|Life is what you make of it mostly|
We shouldn’t fear a lonely old age because loneliness is far from inevitable, according to a study funded by the ESRC. Using data from the English Longitudinal Study of Ageing (ELSA), Professor Christina Victor’s research suggests only 10% of people over 50 complain of significant loneliness – a figure which has remained unchanged since the 1940s.
“One of the major stereotypes prevalent in our society is that old age is almost guaranteed to be a time of loneliness,” suggests Professor Victor, from Brunel University London. “Interestingly our findings indicate this ‘lonely’ group is made up of three distinct sub-groups.

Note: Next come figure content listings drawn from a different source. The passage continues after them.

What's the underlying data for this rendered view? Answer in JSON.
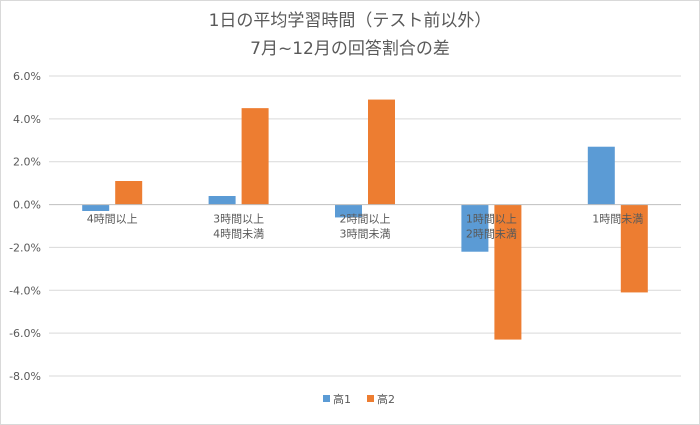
{
  "chart_data": {
    "type": "bar",
    "title_lines": [
      "1日の平均学習時間（テスト前以外）",
      "7月~12月の回答割合の差"
    ],
    "categories": [
      [
        "4時間以上"
      ],
      [
        "3時間以上",
        "4時間未満"
      ],
      [
        "2時間以上",
        "3時間未満"
      ],
      [
        "1時間以上",
        "2時間未満"
      ],
      [
        "1時間未満"
      ]
    ],
    "series": [
      {
        "name": "高1",
        "color": "#5b9bd5",
        "values": [
          -0.3,
          0.4,
          -0.6,
          -2.2,
          2.7
        ]
      },
      {
        "name": "高2",
        "color": "#ed7d31",
        "values": [
          1.1,
          4.5,
          4.9,
          -6.3,
          -4.1
        ]
      }
    ],
    "ylim": [
      -8.0,
      6.0
    ],
    "yticks": [
      "6.0%",
      "4.0%",
      "2.0%",
      "0.0%",
      "-2.0%",
      "-4.0%",
      "-6.0%",
      "-8.0%"
    ],
    "ytick_values": [
      6,
      4,
      2,
      0,
      -2,
      -4,
      -6,
      -8
    ],
    "gridlines": true,
    "legend_position": "bottom"
  }
}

“For half of them loneliness appears to have been established for at least ten years and is, we suspect, possibly a lifelong experience. Then we have ‘lonely’ people who are moving into loneliness (possibly due to a bereavement) and those moving out of loneliness (perhaps because they have adjusted to changed circumstances). Crucially, lonely people are not a heterogeneous group.”
… “One of our most interesting findings is that expectations of loneliness are strongly associated with loneliness outcomes,” she explains. “In other words, loneliness is almost a self-fulfilling prophecy: those who believed that loneliness was a normal part of ageing, were more likely experience loneliness as they grew older.” And while pets do not necessarily protect against loneliness, strong social networks certainly do.